Television appearances include: Dead Silent: The Curse of Dismal Creek (Investigation ID, 2016); Stan Against Evil (IFC, 2016) and Murder Comes to Town (Investigation ID, airing 2017). She had a cameo as a polka bandleader in Donald Glover's Atlanta in 2018. Recently, Hughes appeared opposite Monica Raymund in the final season of Hightown.

==Advocacy work==
Hughes has produced concerts for Atlanta Community Ministries ("One City, Many Voices," performers have included Cece Winans, Take 6, and Eddie from Ohio). She has traveled the world on behalf of music education and outreach, appearing in the slums of Nairobi, Kenya; at The George Washington Academy in Casablanca, Morocco; and at L’Eglise Reformee in Paris, France. She and her husband, Mike Hinton, were "Artists in Residence" at the former Georgia Music Hall of Fame, teaching the greatness of Georgia songwriters Johnny Mercer and Otis Redding.
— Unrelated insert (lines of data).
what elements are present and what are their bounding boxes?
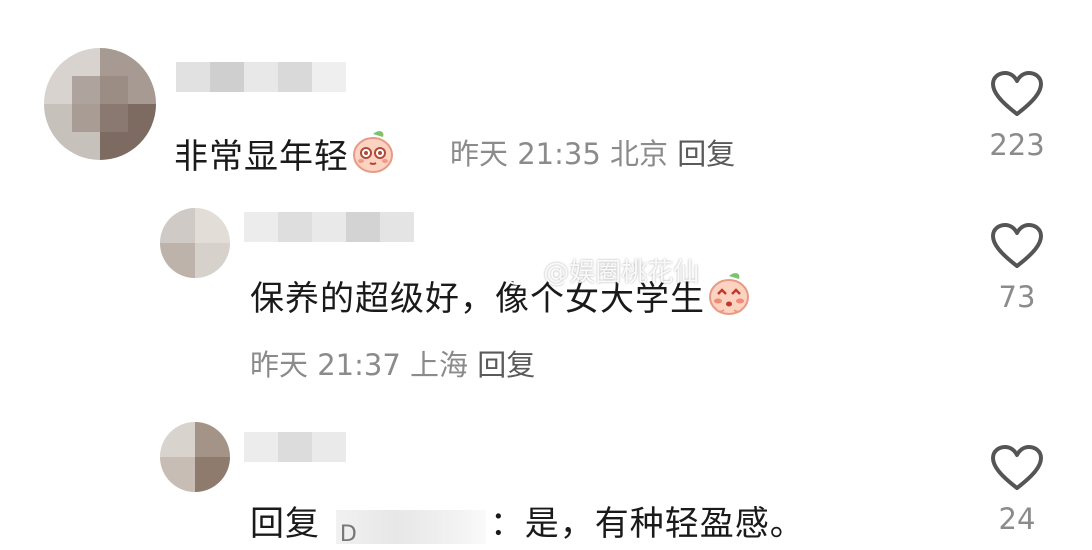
comment-location: 北京 xyxy=(610,137,669,171)
like-count: 73 xyxy=(998,280,1036,314)
peach-blush-emoji-icon xyxy=(705,270,753,327)
comment-text: 回复 D ：是，有种轻盈感。 xyxy=(250,496,805,547)
reply-prefix: 回复 xyxy=(250,504,320,544)
avatar[interactable] xyxy=(44,48,156,160)
like-button[interactable]: 24 xyxy=(977,444,1057,536)
username-blurred[interactable] xyxy=(176,62,346,92)
username-blurred[interactable] xyxy=(244,212,414,242)
avatar[interactable] xyxy=(160,208,230,278)
comment-time: 昨天 21:37 xyxy=(250,348,401,382)
comment-time: 昨天 21:35 xyxy=(450,137,601,171)
watermark: @娱圈桃花仙 xyxy=(505,252,699,289)
avatar[interactable] xyxy=(160,422,230,492)
comment-text: 非常显年轻 xyxy=(174,128,397,185)
weibo-logo-icon xyxy=(505,263,534,285)
like-count: 24 xyxy=(998,502,1036,536)
like-button[interactable]: 223 xyxy=(977,70,1057,162)
reply-button[interactable]: 回复 xyxy=(677,137,735,171)
comment-location: 上海 xyxy=(410,348,469,382)
comment-text-content: ：是，有种轻盈感。 xyxy=(489,504,805,544)
heart-outline-icon[interactable] xyxy=(990,444,1044,492)
like-button[interactable]: 73 xyxy=(977,222,1057,314)
comment-meta: 昨天 21:35 北京 回复 xyxy=(450,131,735,173)
heart-outline-icon[interactable] xyxy=(990,70,1044,118)
mention-initial: D xyxy=(339,522,358,547)
comment-text-content: 非常显年轻 xyxy=(174,137,349,177)
heart-outline-icon[interactable] xyxy=(990,222,1044,270)
reply-button[interactable]: 回复 xyxy=(477,348,535,382)
peach-shy-emoji-icon xyxy=(349,128,397,185)
comment-meta: 昨天 21:37 上海 回复 xyxy=(250,342,535,384)
username-blurred[interactable] xyxy=(244,432,346,462)
watermark-text: @娱圈桃花仙 xyxy=(543,258,700,288)
like-count: 223 xyxy=(989,128,1045,162)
Her passion for music education led to her 2010 appointment as "Grammy Museum Ambassador" for The Atlanta Chapter of The Recording Academy.

The 2016 limited "Native Land Tour" partnered with Usher Raymond's "Usher's New Look" organization, with proceeds from the shows going to support UNL's mission to help youth-at-risk graduate from high school, attend college, and achieve meaningful careers. In the 2020s, Hughes has performed in benefits for Songs for Kids, Orchard Ministries, and Georgia Center for Child Advocacy.